You will need to sign a contract with the telecom operator providing the channel and possibly register as a telecom operator or work through a partner who will handle traffic storage (CORM/SORM). Failure to comply with these requirements may result in significant fines.
From a cybersecurity perspective, isolating the guest network is essential. Users shouldn't have access to point-of-sale terminals, CCTV cameras, or router admin panels. Use VLANs to segregate traffic. It's also recommended to limit the speed per client to prevent a single user from hogging the entire network downloading torrents.

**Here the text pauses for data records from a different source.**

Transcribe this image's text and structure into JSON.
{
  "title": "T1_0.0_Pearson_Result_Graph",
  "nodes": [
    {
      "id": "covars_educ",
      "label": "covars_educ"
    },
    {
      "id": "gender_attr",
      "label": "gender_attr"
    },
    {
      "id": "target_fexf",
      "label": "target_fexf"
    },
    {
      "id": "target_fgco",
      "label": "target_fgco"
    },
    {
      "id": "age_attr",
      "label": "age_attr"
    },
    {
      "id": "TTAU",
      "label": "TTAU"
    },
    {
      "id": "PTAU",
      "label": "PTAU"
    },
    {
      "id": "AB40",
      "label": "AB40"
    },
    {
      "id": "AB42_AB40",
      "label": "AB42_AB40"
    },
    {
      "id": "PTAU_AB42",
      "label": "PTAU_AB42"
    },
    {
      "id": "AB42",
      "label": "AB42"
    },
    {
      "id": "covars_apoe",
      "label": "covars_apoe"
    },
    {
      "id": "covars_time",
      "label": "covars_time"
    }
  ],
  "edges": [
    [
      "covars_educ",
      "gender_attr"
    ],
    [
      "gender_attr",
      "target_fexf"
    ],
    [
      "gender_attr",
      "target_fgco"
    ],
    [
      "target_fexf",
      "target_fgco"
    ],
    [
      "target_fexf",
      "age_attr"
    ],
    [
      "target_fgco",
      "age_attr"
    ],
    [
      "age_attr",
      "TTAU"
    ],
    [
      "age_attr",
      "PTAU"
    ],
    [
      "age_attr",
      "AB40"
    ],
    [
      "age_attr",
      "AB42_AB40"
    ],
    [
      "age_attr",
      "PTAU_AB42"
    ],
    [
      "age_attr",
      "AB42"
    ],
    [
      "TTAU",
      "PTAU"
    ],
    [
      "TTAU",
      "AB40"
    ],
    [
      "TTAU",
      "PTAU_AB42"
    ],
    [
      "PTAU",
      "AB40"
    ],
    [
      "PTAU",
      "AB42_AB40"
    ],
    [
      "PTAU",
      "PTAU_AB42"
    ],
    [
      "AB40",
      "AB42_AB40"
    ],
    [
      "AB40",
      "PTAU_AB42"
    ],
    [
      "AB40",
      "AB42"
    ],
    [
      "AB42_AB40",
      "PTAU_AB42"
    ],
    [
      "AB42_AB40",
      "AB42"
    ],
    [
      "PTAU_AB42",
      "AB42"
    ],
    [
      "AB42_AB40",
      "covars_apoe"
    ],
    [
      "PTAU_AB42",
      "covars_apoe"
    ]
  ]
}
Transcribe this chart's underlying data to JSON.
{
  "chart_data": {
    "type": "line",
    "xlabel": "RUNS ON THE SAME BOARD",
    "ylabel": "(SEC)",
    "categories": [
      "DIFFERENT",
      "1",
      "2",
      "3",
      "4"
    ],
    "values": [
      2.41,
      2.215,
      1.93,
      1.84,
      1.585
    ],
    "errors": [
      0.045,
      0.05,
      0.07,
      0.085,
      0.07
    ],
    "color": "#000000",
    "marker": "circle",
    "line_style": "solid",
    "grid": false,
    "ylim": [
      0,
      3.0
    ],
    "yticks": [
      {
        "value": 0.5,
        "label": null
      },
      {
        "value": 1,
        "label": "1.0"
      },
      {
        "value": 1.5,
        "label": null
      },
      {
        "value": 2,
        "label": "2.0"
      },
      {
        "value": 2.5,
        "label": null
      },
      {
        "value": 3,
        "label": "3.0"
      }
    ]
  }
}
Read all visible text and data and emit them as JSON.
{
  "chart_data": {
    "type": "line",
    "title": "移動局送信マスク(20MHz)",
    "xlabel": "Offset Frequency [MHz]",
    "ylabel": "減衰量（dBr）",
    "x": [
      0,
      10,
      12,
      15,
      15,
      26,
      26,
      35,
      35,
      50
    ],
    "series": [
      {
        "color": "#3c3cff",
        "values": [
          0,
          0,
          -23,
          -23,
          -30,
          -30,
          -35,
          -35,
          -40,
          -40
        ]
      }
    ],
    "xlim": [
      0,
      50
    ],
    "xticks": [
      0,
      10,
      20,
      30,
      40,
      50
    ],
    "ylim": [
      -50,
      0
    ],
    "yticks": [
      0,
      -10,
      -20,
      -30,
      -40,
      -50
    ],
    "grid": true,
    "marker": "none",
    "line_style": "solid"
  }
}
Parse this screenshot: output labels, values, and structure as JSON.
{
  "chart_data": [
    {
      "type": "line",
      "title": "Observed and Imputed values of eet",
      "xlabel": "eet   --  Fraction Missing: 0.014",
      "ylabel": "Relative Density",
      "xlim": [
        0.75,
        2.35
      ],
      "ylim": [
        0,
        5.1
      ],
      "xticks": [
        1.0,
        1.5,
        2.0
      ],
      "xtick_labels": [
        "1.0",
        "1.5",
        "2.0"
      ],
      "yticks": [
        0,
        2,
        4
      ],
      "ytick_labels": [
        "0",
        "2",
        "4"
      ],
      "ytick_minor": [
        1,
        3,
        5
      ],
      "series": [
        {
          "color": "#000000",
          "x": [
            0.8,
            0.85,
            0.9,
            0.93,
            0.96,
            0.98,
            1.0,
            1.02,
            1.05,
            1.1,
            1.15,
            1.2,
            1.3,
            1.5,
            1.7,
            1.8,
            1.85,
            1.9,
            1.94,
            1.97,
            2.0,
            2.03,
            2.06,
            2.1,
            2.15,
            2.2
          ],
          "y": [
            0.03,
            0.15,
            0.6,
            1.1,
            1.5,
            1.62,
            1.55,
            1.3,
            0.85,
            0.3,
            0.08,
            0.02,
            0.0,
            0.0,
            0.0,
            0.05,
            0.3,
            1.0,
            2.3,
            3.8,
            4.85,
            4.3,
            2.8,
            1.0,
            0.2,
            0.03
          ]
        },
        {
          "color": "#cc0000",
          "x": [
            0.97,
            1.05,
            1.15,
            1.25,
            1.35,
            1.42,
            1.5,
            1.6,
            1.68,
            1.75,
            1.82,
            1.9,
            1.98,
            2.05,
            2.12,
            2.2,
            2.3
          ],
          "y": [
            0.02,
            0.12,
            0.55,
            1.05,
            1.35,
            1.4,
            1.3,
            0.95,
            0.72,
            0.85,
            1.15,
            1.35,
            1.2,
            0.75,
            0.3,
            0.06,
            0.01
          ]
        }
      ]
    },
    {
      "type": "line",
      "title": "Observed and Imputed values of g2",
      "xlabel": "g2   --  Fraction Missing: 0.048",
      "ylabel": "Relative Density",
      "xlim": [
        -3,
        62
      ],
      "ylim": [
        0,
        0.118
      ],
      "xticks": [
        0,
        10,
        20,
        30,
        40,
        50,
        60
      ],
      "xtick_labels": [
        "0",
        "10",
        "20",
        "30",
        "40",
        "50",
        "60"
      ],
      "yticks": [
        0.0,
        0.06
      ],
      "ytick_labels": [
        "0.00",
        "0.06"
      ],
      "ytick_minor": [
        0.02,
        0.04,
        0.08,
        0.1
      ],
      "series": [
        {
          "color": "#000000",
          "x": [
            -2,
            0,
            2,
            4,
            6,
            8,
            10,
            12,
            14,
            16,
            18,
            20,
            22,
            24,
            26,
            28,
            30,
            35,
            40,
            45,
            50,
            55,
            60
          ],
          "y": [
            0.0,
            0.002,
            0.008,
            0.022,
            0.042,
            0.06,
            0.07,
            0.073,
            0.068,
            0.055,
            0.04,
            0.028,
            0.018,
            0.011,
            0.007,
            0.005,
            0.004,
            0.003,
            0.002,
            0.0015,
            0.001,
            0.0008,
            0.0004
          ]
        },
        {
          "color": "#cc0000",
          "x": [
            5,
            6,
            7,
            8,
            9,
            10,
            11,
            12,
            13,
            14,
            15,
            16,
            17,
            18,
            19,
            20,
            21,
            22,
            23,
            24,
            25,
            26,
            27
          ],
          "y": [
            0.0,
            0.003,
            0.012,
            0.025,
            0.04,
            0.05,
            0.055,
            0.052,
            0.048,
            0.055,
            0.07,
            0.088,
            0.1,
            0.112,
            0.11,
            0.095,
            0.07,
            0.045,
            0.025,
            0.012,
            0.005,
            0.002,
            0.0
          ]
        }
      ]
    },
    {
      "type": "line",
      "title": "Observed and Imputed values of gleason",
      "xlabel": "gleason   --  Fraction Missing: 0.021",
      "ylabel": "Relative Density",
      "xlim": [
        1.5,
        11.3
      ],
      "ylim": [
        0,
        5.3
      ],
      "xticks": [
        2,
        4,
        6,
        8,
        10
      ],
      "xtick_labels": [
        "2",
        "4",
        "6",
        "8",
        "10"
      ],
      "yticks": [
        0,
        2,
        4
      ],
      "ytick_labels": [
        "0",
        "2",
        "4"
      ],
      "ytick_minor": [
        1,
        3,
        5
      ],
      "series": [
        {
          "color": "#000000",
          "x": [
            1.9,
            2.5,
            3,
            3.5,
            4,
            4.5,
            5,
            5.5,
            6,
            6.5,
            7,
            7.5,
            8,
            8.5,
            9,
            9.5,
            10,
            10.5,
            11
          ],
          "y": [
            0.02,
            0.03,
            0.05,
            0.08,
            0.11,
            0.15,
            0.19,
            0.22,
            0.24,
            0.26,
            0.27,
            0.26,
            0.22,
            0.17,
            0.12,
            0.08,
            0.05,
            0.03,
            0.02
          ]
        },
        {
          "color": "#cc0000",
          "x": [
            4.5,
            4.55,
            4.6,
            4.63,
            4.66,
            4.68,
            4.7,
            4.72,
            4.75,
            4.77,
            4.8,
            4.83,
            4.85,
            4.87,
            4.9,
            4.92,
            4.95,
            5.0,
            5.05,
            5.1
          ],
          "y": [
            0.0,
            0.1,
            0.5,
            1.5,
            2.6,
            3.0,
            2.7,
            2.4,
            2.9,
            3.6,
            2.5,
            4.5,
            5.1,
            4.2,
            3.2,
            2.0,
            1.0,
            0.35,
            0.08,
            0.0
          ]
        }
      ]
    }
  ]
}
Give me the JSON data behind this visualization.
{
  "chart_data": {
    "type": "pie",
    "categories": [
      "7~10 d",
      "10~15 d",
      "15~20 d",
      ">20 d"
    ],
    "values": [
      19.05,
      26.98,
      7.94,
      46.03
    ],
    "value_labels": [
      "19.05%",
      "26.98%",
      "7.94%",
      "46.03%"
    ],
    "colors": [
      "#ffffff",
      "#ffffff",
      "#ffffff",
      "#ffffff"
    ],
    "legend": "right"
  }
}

- 🛡️ Isolation of clients — prohibit packet exchange between devices within the guest network.
- 📝 Public offer — Place network usage rules on the login page.
- 🔒 Encryption - use WPA2/WPA3 to protect the radio channel from eavesdropping.
- 📜 Licensing — check the need to obtain a license for telematic communication services.
⚠️ Attention: Legal requirements for traffic storage and user identification are constantly changing. Be sure to consult with a lawyer or your internet service provider regarding current regulations before launching a commercial project.
Marketing and traffic monetization
Paid Wi-Fi isn't just a way to make money by selling megabytes, it's also a powerful marketing tool. The login page is guaranteed to capture a customer's attention for 10-30 seconds. It's the perfect platform for promoting your core services, promotions, or partners.
Monetization models vary. Coffee shops often use the "Free Wi-Fi with a coffee" scheme, where access is granted automatically after payment (via POS system integration or manual receipt entry). Hotels also have a popular "Premium Wi-Fi" model, where the basic speed is free, but higher speeds or access to streaming services require a fee.
Build a contact database. Offer free 15-minute access in exchange for a social media subscription or email address. This data can then be used for retargeting and attracting new customers. LTV (customer lifetime value) in this case is significantly higher than a one-time fee for the Internet.
What internet speed should be allocated per user?
The optimal speed depends on the type of establishment. For cafes where people simply use instant messaging apps, 2-4 Mbps per device is sufficient. For coworking spaces or hotels where video and file processing is common, plan for at least 10-15 Mbps. Always leave some bandwidth (about 30%) for peak loads.
Is it possible to share paid Wi-Fi via a smartphone?
Technically, it's possible to create a hotspot on a smartphone, but setting up a full-fledged billing system and authorization portal for third-party users is practically impossible using standard tools. This isn't suitable for businesses due to low stability, limited connection capacity, and a lack of management tools.
What should I do if the user has paid, but the internet still isn't available?
First, check your router and billing system logs. DNS caching or antivirus blocking are common causes. Also, make sure your router's time is synchronized (NTP), as time desynchronization can cause certificate and session verification errors.
Do I need a separate permit to sell Wi-Fi?
In most cases, selling internet access is considered telematics services. In Russia, this requires a license from Roskomnadzor or a contract with a telecom operator that holds such a license and provides the equipment/software (reselling model). Operating illegally carries the risk of fines.